Posted: Sun., Feb. 26, 2006, 5:00am PT

News nets could be next players in carriage wars

After feud, Lifetime restored to 12 mil Echostar subs

EchoStar customers who wanted to ring in the New Year by watching a rerun of "Golden Girls" were in for a rude awakening: Lifetime, the cable net that carries it, had disappeared from their satellite service.

After a month of bickering, EchoStar's Dish network and Lifetime patched up their differences earlier this month, restoring the channel to 12- million subscribers. But Lifetime vs. Dish could be a harbinger of what promises to be an increasingly combative relationship between networks and cable/dish operators as they grapple over fees and contracts.

It's a high-stakes game: Industry analysts say basic subscribers may have to put up with more disruptions as networks and operators arm wrestle on the negotiating table.

Take CNN, which harvests a monthly fee of roughly 44¢ a subscriber, yielding an annual revenue stream of more than $450 million, according to Kagan Research.

Channels such as CNN and Lifetime are ubiquitous in the cable world but are watched during an average night by relatively few of those subscribers. Nielsen may take a seat at the bargaining table as ratings begin to play a bigger role in operators' willingness to drop nets if they make exorbitant demands -- leaving subscribers caught in the middle.

For example, CNN, hammered in the Nielsens by Fox News over the past few years, will face some stiff resistance from operators when the current deal expires because the ops are resigning themselves to gigantic increases from Fox. Scenarios like CNN vs. Fox News will play out across the cable-TV landscape.

Cable operators and satcasters "are preparing for trench warfare to keep cable-network rate increases to the low single digits," says Boston-based media consultant Rob Stengel.

Underscoring the bitter battles that lie ahead, a consortium of small- and mid-sized cable operators are using a recent Kagan Research study to insist they are being wildly overcharged by some cable networks.

Based on a formula that links cable-net revenue to ratings, the Feb. 8 Kagan report cites five networks that have soaked cable operators with double-digit, compound annual increases in their rates since 1995: CNBC (23.1%), CNN (21.7%), FX (20.5%), Discovery (14.4%) and USA (13.1%). Fox News comes off well against CNN in this survey because it charges operators a monthly fee of only 25¢ a subscriber.

Fox News' 10-year contracts with operators start expiring in October, however, and the feisty network is preparing to demand a record increase that could quadruple the monthly price to $1 a sub, with the option of a lower fee (80¢ plus) if the operator agrees to take a business channel that Fox News is developing.

"Fox News is a political juggernaut, and one of the top players in the cable business," says Dennis Miller, an industry observer and general partner in Spark Capital. "No cable operator is going to mess with Fox."

If a cable op dumps Fox News, Miller says the network's sibling DirecTV could engineer an all-out market-by-market assault urging those subs to switch over to satellite so as not to miss one "O'Reilly Factor" diatribe.

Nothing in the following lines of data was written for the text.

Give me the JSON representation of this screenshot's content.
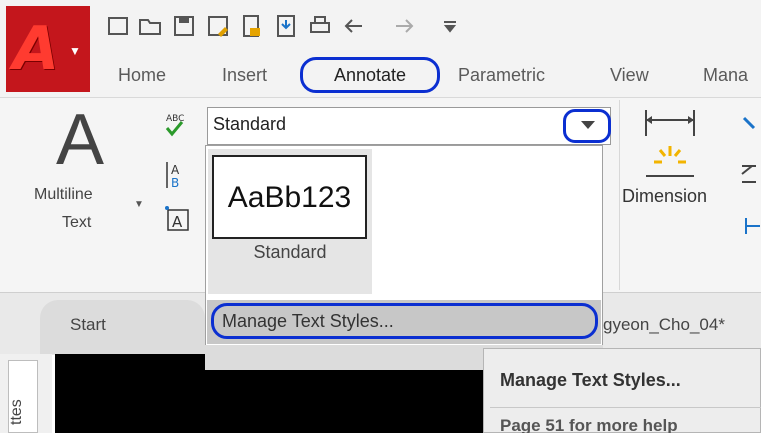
{
  "app": {
    "button_letter": "A",
    "brand_color": "#c4161c",
    "accent_color": "#0b2fd1"
  },
  "quick_access": {
    "icons": [
      "new-file-icon",
      "open-folder-icon",
      "save-icon",
      "save-as-icon",
      "import-icon",
      "export-icon",
      "print-icon",
      "undo-icon",
      "redo-icon",
      "customize-icon"
    ]
  },
  "tabs": [
    {
      "label": "Home"
    },
    {
      "label": "Insert"
    },
    {
      "label": "Annotate"
    },
    {
      "label": "Parametric"
    },
    {
      "label": "View"
    },
    {
      "label": "Mana"
    }
  ],
  "ribbon": {
    "multiline_line1": "Multiline",
    "multiline_line2": "Text",
    "text_style_value": "Standard",
    "dimension_label": "Dimension"
  },
  "dropdown": {
    "swatch_preview": "AaBb123",
    "swatch_label": "Standard",
    "manage_label": "Manage Text Styles..."
  },
  "doc_tabs": {
    "start": "Start",
    "drawing": "gyeon_Cho_04*"
  },
  "palette": {
    "label": "ttes"
  },
  "tooltip": {
    "title": "Manage Text Styles...",
    "description": "Page 51 for more help"
  }
}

But Bruce Leichtman, head of his own media-research group, says cable ops may be able to hold out longer and take bigger risks because they're drawing more of their revenues from ancillary businesses like high-speed Internet access, cable telephony and video on demand.

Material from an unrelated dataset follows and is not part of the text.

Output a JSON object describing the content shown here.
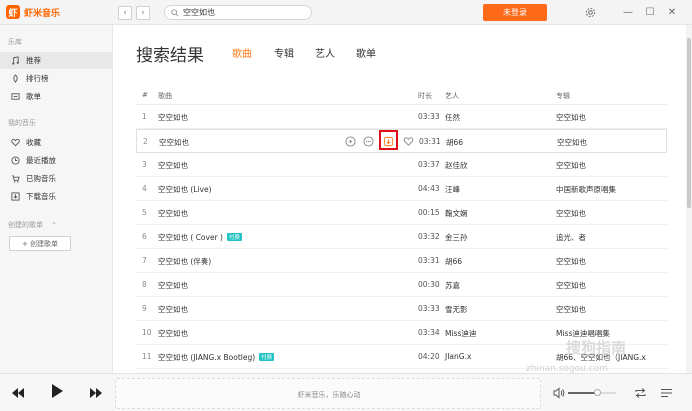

So the ops may be ready to hold the line when the NFL Network tries to break through with humongous increases from its current monthly fee of 20¢ a sub. The NFL Network will point out that for the first time, it will carry a package of eight regular-season post-Thanksgiving NFL games on Thursday and Saturday, a bundle that the league was offering to competing networks for a license fee of $400 million a year. These games begin on NFL Network in 2006.

Of course, most negotiations seldom stop at any single network, thanks to consolidation of media ownership, which has strengthened the bargaining power of the cable networks. Nine of the top-10-rated cable networks in total primetime viewers for 2005 are owned by one of the five showbiz goliaths (which all control multiple channels): Time Warner (TNT, TBS, Cartoon Network), NBC Universal (USA, Sci Fi Channel), Viacom (Nick at Nite, Spike), Walt Disney (ESPN) and News Corp. (Fox News). The 10th, Lifetime, is co-owned by Disney and the Hearst Corp.

Three of these five companies have another potent weapon to use against cable ops: the right to carry TV stations owned by NBC U, Disney/ABC and News Corp./Fox.

These broadcasters schedule some of TV's most popular shows, from "American Idol" to "Desperate Housewives" to "Law & Order," which the ops can't afford to drop.

Another element in this latest skirmish is the threat of so-called "a la carte" cable pricing, allowing customers to order only the basic channels they watch.

The smaller cable ops are so upset at constantly being hosed down with increases by cable nets that they're ready to embrace a la carte. Smaller ops could come out better because they'd basically split the fee with the network.

But networks hate the idea of a la carte, and the big distributors like Comcast, DirecTV, Time Warner Cable and Cablevision all own networks that could go out of business if not enough people were willing to buy them for a separate monthly fee.